North Powder Fire working to clean up properties thanks to grant funds

By on Monday, March 18th, 2024 in More Top Stories Northeastern Oregon News

NORTH POWDER – Early last year, 2023, The Oregon State Fire Marshal (OSFM) announced the recipients of its competitive $18-million Community Wildfire Risk Reduction (CWRR) Grant.

These funds were intended to help communities across Oregon reach their goals of improving wildfire resiliency, using local programs and solutions.

Among the many recipients was the North Powder Rural Fire Protection District (NPRFPD).  At the time of the announcement Fire Chief Colby Thompson said the funds would be used to purchase new equipment to aid with creating defensible space around homes, this will support wildfire risk reduction. 

Recently Elkhorn Media Group (EMG) spoke with Chief Colby Thompson (CT) to get an update on how this program is going so far. 

(EMG) Chief Thompson, you mentioned back in May when this grant was announced that North Powder Fire Protection District would be purchasing some equipment with the funds, what have you been able to purchase?

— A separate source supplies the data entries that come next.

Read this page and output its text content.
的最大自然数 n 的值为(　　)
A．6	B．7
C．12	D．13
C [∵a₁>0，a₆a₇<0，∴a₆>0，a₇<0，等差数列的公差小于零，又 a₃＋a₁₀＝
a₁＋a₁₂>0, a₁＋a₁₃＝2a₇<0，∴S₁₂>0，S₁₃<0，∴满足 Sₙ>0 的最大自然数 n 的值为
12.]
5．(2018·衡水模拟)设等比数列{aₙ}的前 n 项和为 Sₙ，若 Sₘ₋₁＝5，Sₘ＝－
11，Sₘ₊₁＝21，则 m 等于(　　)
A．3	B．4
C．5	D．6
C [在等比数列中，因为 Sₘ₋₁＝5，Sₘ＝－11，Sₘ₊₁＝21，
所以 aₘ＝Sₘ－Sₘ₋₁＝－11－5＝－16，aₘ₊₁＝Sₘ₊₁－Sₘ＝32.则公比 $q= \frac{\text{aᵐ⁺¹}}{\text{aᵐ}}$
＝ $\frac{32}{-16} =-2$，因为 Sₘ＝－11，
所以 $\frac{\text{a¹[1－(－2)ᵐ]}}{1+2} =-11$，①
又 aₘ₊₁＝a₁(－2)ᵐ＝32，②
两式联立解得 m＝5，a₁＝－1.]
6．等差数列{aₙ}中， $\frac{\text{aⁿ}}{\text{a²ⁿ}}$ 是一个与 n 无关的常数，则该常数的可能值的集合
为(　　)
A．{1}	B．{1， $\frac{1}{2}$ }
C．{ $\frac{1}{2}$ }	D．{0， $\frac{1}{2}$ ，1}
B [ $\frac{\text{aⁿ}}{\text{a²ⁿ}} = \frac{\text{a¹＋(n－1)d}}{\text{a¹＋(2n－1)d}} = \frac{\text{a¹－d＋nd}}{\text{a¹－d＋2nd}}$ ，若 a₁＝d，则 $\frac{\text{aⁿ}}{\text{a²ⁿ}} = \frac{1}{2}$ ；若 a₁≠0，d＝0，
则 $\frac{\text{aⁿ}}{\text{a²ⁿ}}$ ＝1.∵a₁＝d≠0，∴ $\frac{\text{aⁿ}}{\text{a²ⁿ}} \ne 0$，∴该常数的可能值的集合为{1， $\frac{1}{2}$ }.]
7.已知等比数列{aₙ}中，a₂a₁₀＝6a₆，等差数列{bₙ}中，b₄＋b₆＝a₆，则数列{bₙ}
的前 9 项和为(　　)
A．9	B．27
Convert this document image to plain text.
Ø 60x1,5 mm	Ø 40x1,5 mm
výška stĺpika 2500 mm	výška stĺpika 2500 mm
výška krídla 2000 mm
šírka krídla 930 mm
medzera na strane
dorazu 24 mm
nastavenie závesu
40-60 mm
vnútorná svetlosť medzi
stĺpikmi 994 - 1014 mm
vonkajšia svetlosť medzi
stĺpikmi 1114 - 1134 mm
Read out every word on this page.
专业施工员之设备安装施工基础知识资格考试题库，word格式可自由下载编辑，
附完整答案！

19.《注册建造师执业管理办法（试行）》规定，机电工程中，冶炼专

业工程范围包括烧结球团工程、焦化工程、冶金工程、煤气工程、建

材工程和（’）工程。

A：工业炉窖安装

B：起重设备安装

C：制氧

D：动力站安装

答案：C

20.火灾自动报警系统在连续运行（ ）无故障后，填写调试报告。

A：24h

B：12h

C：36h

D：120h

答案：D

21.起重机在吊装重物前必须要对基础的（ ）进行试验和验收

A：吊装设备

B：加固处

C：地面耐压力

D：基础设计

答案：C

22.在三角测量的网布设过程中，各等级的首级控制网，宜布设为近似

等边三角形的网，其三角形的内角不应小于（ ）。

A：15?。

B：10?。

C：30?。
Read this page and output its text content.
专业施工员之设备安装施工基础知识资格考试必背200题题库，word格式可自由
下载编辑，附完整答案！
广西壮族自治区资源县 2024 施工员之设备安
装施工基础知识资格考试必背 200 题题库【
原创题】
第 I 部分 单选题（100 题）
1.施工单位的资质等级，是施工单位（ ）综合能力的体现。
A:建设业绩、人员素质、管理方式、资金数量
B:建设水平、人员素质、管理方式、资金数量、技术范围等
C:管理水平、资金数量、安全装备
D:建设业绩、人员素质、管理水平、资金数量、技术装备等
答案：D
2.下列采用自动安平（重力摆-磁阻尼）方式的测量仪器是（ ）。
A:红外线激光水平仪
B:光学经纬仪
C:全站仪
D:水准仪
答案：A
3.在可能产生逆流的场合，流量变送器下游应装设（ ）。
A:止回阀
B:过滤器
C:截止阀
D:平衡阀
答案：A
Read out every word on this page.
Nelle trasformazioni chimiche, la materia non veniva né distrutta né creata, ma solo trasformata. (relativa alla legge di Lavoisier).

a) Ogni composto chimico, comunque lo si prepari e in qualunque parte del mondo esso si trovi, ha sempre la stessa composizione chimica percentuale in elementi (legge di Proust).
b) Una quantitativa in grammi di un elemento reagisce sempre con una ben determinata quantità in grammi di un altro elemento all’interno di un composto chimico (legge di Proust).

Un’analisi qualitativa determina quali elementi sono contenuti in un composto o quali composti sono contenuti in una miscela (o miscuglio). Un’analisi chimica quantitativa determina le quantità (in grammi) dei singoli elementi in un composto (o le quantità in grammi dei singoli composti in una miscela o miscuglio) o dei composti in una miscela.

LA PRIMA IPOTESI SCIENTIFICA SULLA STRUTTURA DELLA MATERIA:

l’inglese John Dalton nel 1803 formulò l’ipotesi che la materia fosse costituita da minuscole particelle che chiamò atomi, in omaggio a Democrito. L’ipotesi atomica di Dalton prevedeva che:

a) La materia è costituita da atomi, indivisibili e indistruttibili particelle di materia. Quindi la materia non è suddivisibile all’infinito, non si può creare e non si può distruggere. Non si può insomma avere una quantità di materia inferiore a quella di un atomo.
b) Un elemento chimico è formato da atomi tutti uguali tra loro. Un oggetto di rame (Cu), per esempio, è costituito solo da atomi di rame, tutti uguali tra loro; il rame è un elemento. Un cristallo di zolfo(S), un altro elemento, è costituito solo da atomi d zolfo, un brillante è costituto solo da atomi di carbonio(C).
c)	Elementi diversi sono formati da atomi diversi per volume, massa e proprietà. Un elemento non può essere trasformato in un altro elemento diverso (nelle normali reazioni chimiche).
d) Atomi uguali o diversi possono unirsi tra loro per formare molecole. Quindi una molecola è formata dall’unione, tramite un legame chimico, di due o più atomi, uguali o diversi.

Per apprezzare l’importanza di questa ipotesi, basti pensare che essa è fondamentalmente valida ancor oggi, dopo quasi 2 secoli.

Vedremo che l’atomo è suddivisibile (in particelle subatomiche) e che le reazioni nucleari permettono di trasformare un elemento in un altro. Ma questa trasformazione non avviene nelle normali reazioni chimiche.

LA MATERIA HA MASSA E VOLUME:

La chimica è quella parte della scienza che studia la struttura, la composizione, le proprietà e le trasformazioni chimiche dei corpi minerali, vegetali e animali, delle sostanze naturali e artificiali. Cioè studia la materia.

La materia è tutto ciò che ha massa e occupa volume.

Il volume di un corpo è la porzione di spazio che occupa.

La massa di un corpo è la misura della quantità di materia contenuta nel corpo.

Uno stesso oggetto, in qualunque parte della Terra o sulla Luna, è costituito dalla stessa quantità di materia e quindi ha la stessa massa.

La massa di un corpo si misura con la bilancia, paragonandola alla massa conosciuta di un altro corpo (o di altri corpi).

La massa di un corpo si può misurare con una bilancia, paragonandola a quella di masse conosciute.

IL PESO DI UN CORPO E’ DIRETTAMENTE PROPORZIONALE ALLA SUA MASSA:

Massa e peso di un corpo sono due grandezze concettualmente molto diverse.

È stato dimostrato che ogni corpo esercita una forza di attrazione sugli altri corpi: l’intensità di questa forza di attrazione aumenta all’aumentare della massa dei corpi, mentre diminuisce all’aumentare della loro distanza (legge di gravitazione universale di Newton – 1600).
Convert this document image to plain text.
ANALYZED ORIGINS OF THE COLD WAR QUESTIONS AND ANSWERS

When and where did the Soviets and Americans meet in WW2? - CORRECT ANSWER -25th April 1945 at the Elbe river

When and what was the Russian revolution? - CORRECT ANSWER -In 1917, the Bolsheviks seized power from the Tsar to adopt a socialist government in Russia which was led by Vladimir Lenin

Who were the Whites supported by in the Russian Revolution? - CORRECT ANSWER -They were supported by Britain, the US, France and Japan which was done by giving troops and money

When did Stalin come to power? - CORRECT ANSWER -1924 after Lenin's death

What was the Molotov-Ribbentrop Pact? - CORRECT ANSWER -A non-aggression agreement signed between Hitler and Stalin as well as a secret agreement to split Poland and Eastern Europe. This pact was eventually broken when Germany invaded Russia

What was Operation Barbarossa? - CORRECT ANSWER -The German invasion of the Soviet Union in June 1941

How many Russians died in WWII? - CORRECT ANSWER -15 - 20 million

(CT) We bought a skid steer and a brush mower and a woodchipper. In addition, the grant will pay for three years for us to work on people’s property and help them clean it. But. Make their land more defensible in a wildland fire.

(EMG) What is the first step to get this work done?

(CT) The first thing we will do is come out and inspect the property to see what there is that we can help do and what the landowners are willing to let us do. And then we put together a plan to bring a crew out and basically take care of that work for them.  The grant pays for us to do this so there is no out of pocket for the landowner.

(EMG) What is some of the work that can be done?

(CT) We can remove hazard trees and hazard brush.  We can mow thick heavy brush with the mower, we can mow grass, we can trim trees, those sorts of things.

(EMG) Why is it important for people to have this defensible space on their properties?

(CT) If a fire starts and it’s close to their home, this will keep the fire from basically encroaching on their house. When keeping the fuels down, if the fire does come into the house, the fire will be smaller and easier to manage.

(EMG) How do people get this help from you?

(CT) They just got to call me.

(EMG) How many crew members do you have that work on a project?

(CT) It depends on the size of the project. Sometimes we’ve taken out as many as 10 or 12 people, sometimes it’s only two or three, sometimes it’s a one-person job.

(EMG) Is this confined to city limits?

(CT) No, it covers all of our protection district, and we can actually partner with other fire agencies and go into their districts also.

(EMG) Thanks Chief Thompson for taking the time to speak with me about this, what a great way to help the community.